Le 15 novembre 1995, le jeune Premier ministre monte à l’estrade de l’Assemblée nationale pour présenter un vaste plan, baptisé « plan Juppé », qui doit réformer la Sécurité sociale afin d’en finir avec son déficit chronique. Il s’agissait principalement d’allonger la durée de cotisation des fonctionnaires de 37,5 à 40 ans pour l’aligner sur le secteur privé, de soumettre les allocations familiales à l’impôt et de baisser le remboursement des frais d’hospitalisation ainsi que de certains médicaments. Dans le même temps un projet de restructuration de la SNCF était proposé, provoquant la colère des cheminots qui s’empressèrent de rejoindre la révolte de la fonction publique.
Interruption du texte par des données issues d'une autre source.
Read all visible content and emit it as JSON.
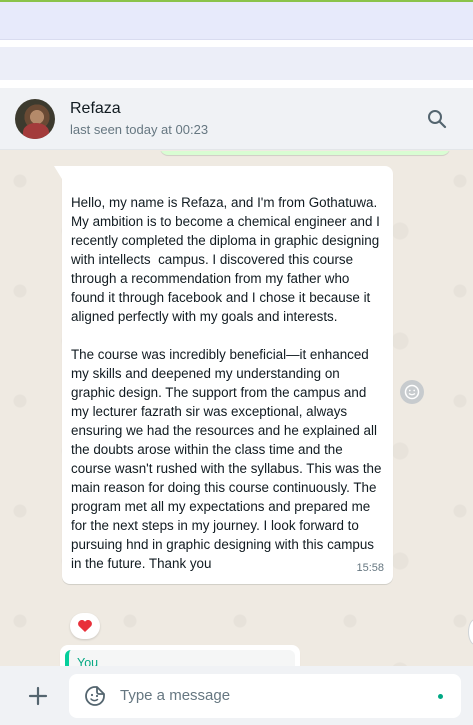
{
  "contact": {
    "name": "Refaza",
    "status": "last seen today at 00:23"
  },
  "message": {
    "text": "Hello, my name is Refaza, and I'm from Gothatuwa. My ambition is to become a chemical engineer and I recently completed the diploma in graphic designing with intellects  campus. I discovered this course through a recommendation from my father who found it through facebook and I chose it because it aligned perfectly with my goals and interests.\n\nThe course was incredibly beneficial—it enhanced my skills and deepened my understanding on graphic design. The support from the campus and my lecturer fazrath sir was exceptional, always ensuring we had the resources and he explained all the doubts arose within the class time and the course wasn't rushed with the syllabus. This was the main reason for doing this course continuously. The program met all my expectations and prepared me for the next steps in my journey. I look forward to pursuing hnd in graphic designing with this campus in the future. Thank you",
    "time": "15:58",
    "reaction": "❤️"
  },
  "quoted": {
    "author": "You"
  },
  "composer": {
    "placeholder": "Type a message"
  },
  "icons": {
    "search": "search-icon",
    "react": "smiley-icon",
    "attach": "plus-icon",
    "emoji": "sticker-icon"
  },
  "colors": {
    "accent": "#00a884",
    "chat_background": "#efeae2",
    "header_background": "#f0f2f5"
  }
}
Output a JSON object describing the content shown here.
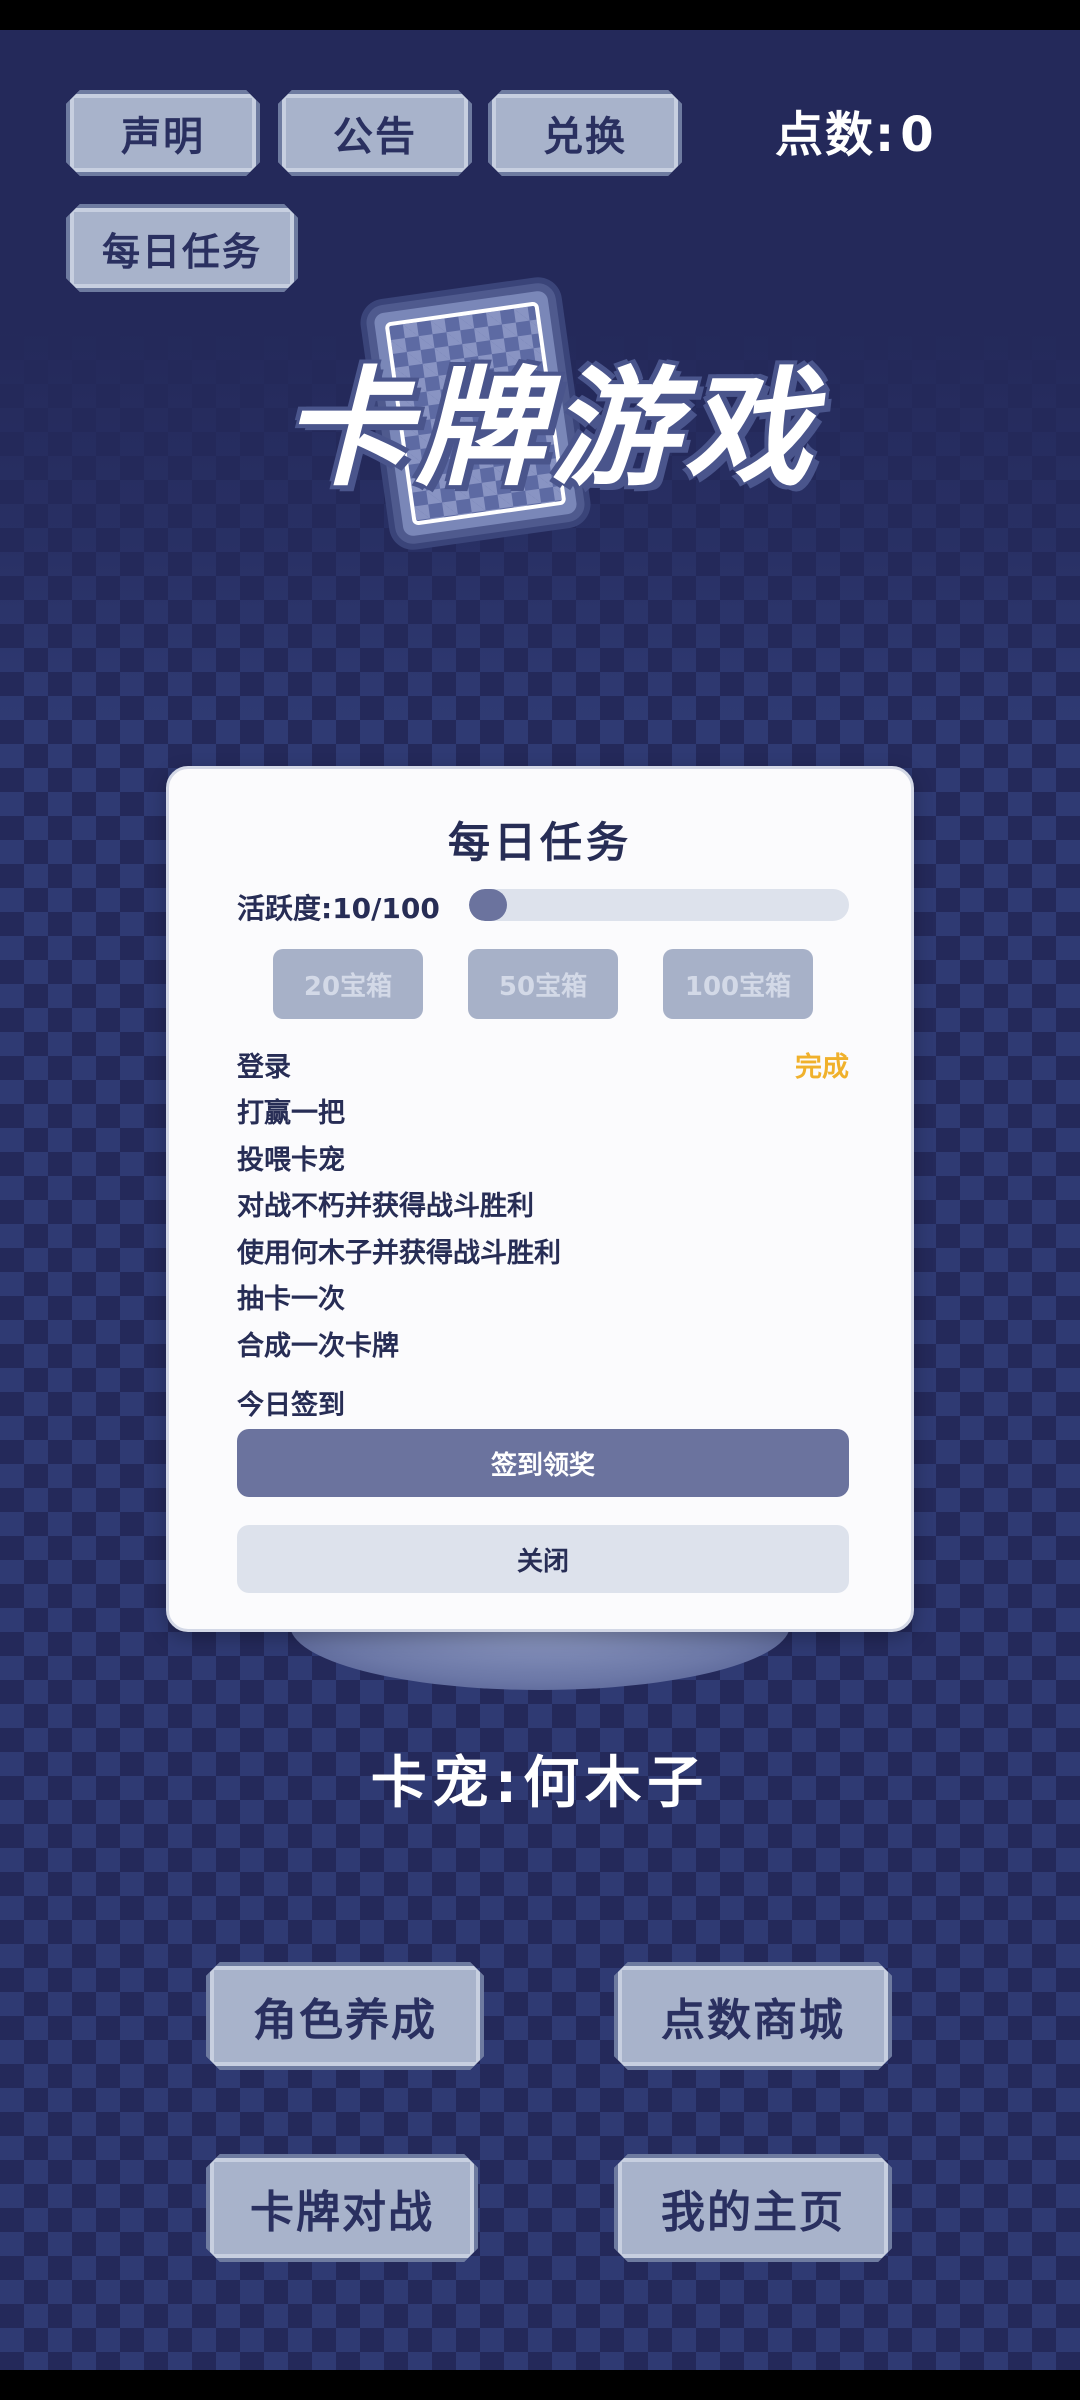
{
  "header": {
    "statement_label": "声明",
    "notice_label": "公告",
    "redeem_label": "兑换",
    "daily_tasks_label": "每日任务",
    "points_label": "点数:",
    "points_value": "0"
  },
  "logo": {
    "title": "卡牌游戏"
  },
  "modal": {
    "title": "每日任务",
    "activity_label": "活跃度:",
    "activity_value": "10/100",
    "activity_progress": 0.1,
    "chests": [
      "20宝箱",
      "50宝箱",
      "100宝箱"
    ],
    "tasks": [
      {
        "name": "登录",
        "status": "完成"
      },
      {
        "name": "打赢一把",
        "status": ""
      },
      {
        "name": "投喂卡宠",
        "status": ""
      },
      {
        "name": "对战不朽并获得战斗胜利",
        "status": ""
      },
      {
        "name": "使用何木子并获得战斗胜利",
        "status": ""
      },
      {
        "name": "抽卡一次",
        "status": ""
      },
      {
        "name": "合成一次卡牌",
        "status": ""
      }
    ],
    "signin_label": "今日签到",
    "signin_button": "签到领奖",
    "close_button": "关闭"
  },
  "pet": {
    "label": "卡宠:何木子"
  },
  "menu": {
    "character_label": "角色养成",
    "shop_label": "点数商城",
    "battle_label": "卡牌对战",
    "home_label": "我的主页"
  },
  "colors": {
    "background": "#24295a",
    "checker": "#2f3a73",
    "button_stone": "#a8b3cb",
    "accent": "#6b739e",
    "complete": "#f0b12c"
  }
}
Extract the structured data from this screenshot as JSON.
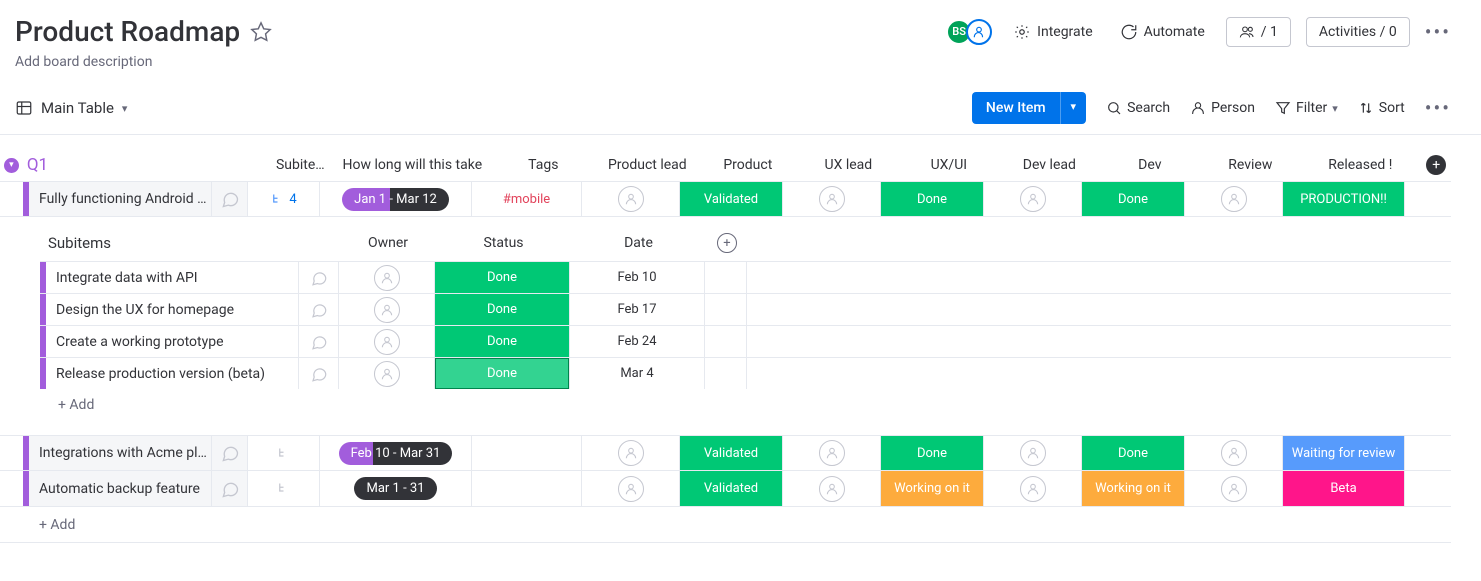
{
  "header": {
    "title": "Product Roadmap",
    "description": "Add board description",
    "avatar_initials": "BS",
    "integrate": "Integrate",
    "automate": "Automate",
    "members_count": "/ 1",
    "activities": "Activities / 0"
  },
  "viewbar": {
    "view_name": "Main Table",
    "new_item": "New Item",
    "search": "Search",
    "person": "Person",
    "filter": "Filter",
    "sort": "Sort"
  },
  "group": {
    "name": "Q1",
    "columns": {
      "subitems": "Subite…",
      "timeline": "How long will this take",
      "tags": "Tags",
      "product_lead": "Product lead",
      "product": "Product",
      "ux_lead": "UX lead",
      "ux_ui": "UX/UI",
      "dev_lead": "Dev lead",
      "dev": "Dev",
      "review": "Review",
      "released": "Released !"
    },
    "rows": [
      {
        "name": "Fully functioning Android …",
        "subitems_count": "4",
        "timeline": "Jan 1 - Mar 12",
        "tags": "#mobile",
        "product": "Validated",
        "ux_ui": "Done",
        "dev": "Done",
        "released": "PRODUCTION!!"
      },
      {
        "name": "Integrations with Acme pl…",
        "timeline": "Feb 10 - Mar 31",
        "product": "Validated",
        "ux_ui": "Done",
        "dev": "Done",
        "released": "Waiting for review"
      },
      {
        "name": "Automatic backup feature",
        "timeline": "Mar 1 - 31",
        "product": "Validated",
        "ux_ui": "Working on it",
        "dev": "Working on it",
        "released": "Beta"
      }
    ],
    "add": "+ Add"
  },
  "subitems": {
    "title": "Subitems",
    "columns": {
      "owner": "Owner",
      "status": "Status",
      "date": "Date"
    },
    "rows": [
      {
        "name": "Integrate data with API",
        "status": "Done",
        "date": "Feb 10"
      },
      {
        "name": "Design the UX for homepage",
        "status": "Done",
        "date": "Feb 17"
      },
      {
        "name": "Create a working prototype",
        "status": "Done",
        "date": "Feb 24"
      },
      {
        "name": "Release production version (beta)",
        "status": "Done",
        "date": "Mar 4"
      }
    ],
    "add": "+ Add"
  }
}
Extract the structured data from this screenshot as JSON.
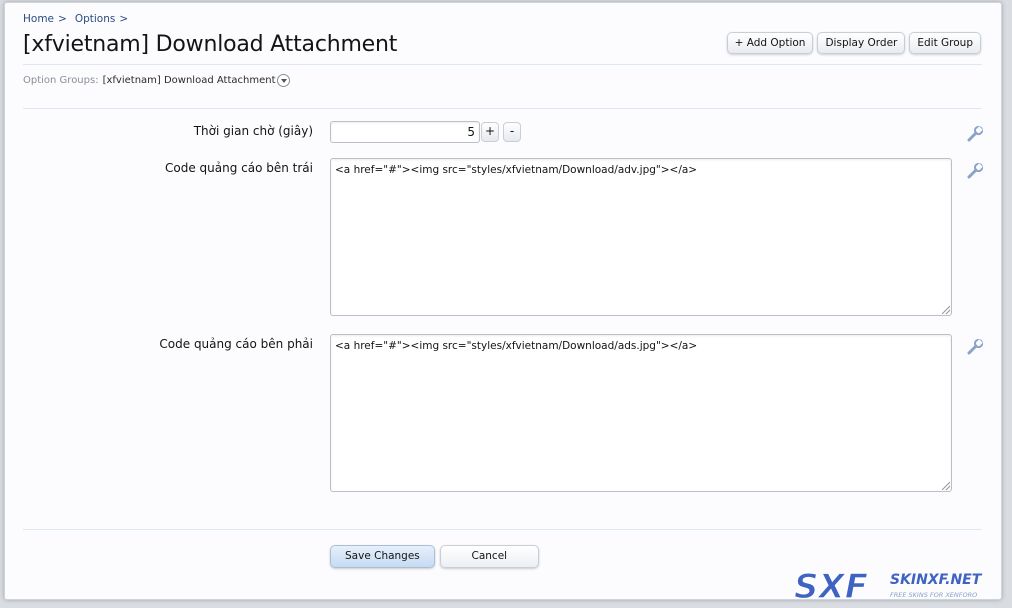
{
  "breadcrumb": {
    "home": "Home",
    "options": "Options",
    "sep": ">"
  },
  "page": {
    "title": "[xfvietnam] Download Attachment"
  },
  "top_buttons": {
    "add_option": "+ Add Option",
    "display_order": "Display Order",
    "edit_group": "Edit Group"
  },
  "groups": {
    "label": "Option Groups:",
    "value": "[xfvietnam] Download Attachment"
  },
  "options": [
    {
      "label": "Thời gian chờ (giây)",
      "value": "5",
      "plus": "+",
      "minus": "-"
    },
    {
      "label": "Code quảng cáo bên trái",
      "value": "<a href=\"#\"><img src=\"styles/xfvietnam/Download/adv.jpg\"></a>"
    },
    {
      "label": "Code quảng cáo bên phải",
      "value": "<a href=\"#\"><img src=\"styles/xfvietnam/Download/ads.jpg\"></a>"
    }
  ],
  "actions": {
    "save": "Save Changes",
    "cancel": "Cancel"
  },
  "watermark": {
    "logo": "SXF",
    "site": "SKINXF.NET",
    "tagline": "FREE SKINS FOR XENFORO"
  },
  "colors": {
    "link": "#2b4c7e",
    "primary_button": "#c6dbf2",
    "watermark": "#3f63c2"
  }
}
Le pouvoir de blocage des syndicats
A partir du 24 novembre, la quasi-totalité des syndicats défile ensemble, les étudiants et les lycéens se joignent au mouvement, la SNCF démarre une grève générale et reconductible, EDF-GDF et la RATP s’en mêlent. Le spectre d’un nouveau Mai 68 se profile. Alain Juppé veut tenir bon, il se dit prêt à rester « droit dans ses bottes », mais à partir du 1er décembre, les employés de France Télécom (Orange aujourd’hui) rejoignent la contestation, suivis des postiers : la majorité des centres de tri ne fonctionne plus. Plus aucun train ni métro ne circule, et seulement 5 % des bus roulent encore. La France entière bascule dans la paralysie, d’autant que sur les routes, des bouchons gigantesques se forment matins et soirs.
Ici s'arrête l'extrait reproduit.